An energy mix combined with a novel engine concept to make aviation much more sustainable

News - 15 October 2020

Researchers at TU Delft – together with partners SAFRAN group, Airbus and Rotterdam the Hague Innovation Airport (RHIA) – will work on an Advanced Propulsion and Power Unit  (APPU) to be applied on aircraft of the calibre Airbus A320. The APPU technology, that makes aircraft engines more energy efficient and allows them to fly on an energy mix, including hydrogen, is expected to reduce the aircraft’s CO2 emissions by 20% and the emissions of air pollutants during take-off and landing by half.  In this way the APPU technology will help make aviation more sustainable in the short term.

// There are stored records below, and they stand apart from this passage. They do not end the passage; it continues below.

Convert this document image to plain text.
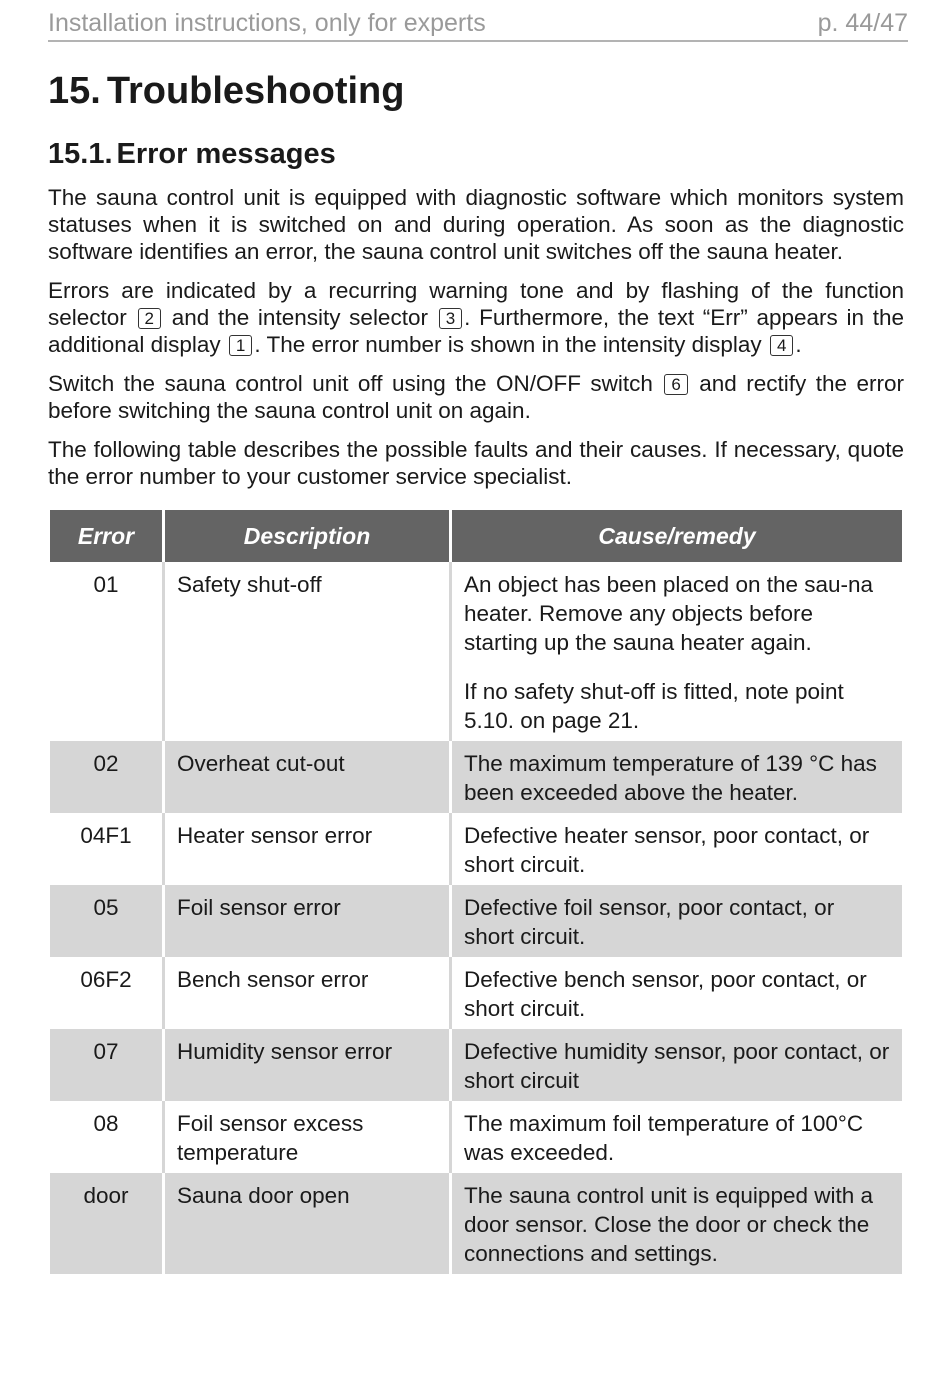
Installation instructions, only for experts	p. 44/47
15. Troubleshooting
15.1. Error messages

The sauna control unit is equipped with diagnostic software which monitors system statuses when it is switched on and during operation. As soon as the diagnostic software identifies an error, the sauna control unit switches off the sauna heater.

Errors are indicated by a recurring warning tone and by flashing of the function selector 2 and the intensity selector 3 . Furthermore, the text “Err” appears in the additional display 1 . The error number is shown in the intensity display 4 .

Switch the sauna control unit off using the ON/OFF switch 6 and rectify the error before switching the sauna control unit on again.

The following table describes the possible faults and their causes. If necessary, quote the error number to your customer service specialist.

Error	Description	Cause/remedy
01	Safety shut-off	An object has been placed on the sau-na heater. Remove any objects before starting up the sauna heater again.
If no safety shut-off is fitted, note point 5.10. on page 21.

02	Overheat cut-out	The maximum temperature of 139 °C has been exceeded above the heater.
04F1	Heater sensor error	Defective heater sensor, poor contact, or short circuit.
05	Foil sensor error	Defective foil sensor, poor contact, or short circuit.
06F2	Bench sensor error	Defective bench sensor, poor contact, or short circuit.
07	Humidity sensor error	Defective humidity sensor, poor contact, or short circuit
08	Foil sensor excess temperature	The maximum foil temperature of 100°C was exceeded.
door	Sauna door open	The sauna control unit is equipped with a door sensor. Close the door or check the connections and settings.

The climate impact of aviation has to be tackled soon
The EU Flight Path 2050 goals aim at dramatically reducing the climate impact of aviation. Drastic changes are necessary but will take a long time to develop. The APPU project can tackle part of the climate impact of aviation in a much shorter term. Coordinated by Dr. Gangoli Rao and Prof. Leo Veldhuis from the section Flight Performance and Propulsion at TU Delft,  the APPU project is the first major undertaking to introduce an energy mix in aviation. Dr. Gangoli Rao: “The APPU project aims at significantly cutting both local emissions and the global impact of aviation by allowing aircraft to fly on a mix of energy carriers, including hydrogen, and by enhancing the energy efficiency of aircraft engines through innovative boundary layer ingestion (BLI) technology. This is a promising technology to increase aircraft efficiency.” 

The workhorse of aviation
The APPU project team will develop this technology specifically for the ‘workhorse’ of aviation, the Airbus A320. Prof. Leo Veldhuis: “Aircraft that are used for short to medium distances, such as the A320, are responsible for almost half of the emissions from civil aviation. While small aircraft can be made electric or hybrid-electric, these solutions are not scalable and are not applicable to aircraft like the A320 family.” Preliminary studies indicate that the combination of BLI technology and hydrogen combustion, can reduce the CO2 emission for a typical 2000km flight by around 20% and the local emissions of air pollutants during take-off and landing (LTO emissions) by around 50%. Work that will be conducted in the first phase of the project running over the coming three years includes the design of an open rotor propulsion system operating with boundary layer ingestion technology, a hydrogen combustor for the APPU engine, and technological solutions for hydrogen storage inside aircraft.  Veldhuis: “With this project we’re applying the energy transition to aviation. The energy transition is one of the best ways to fight climate change.”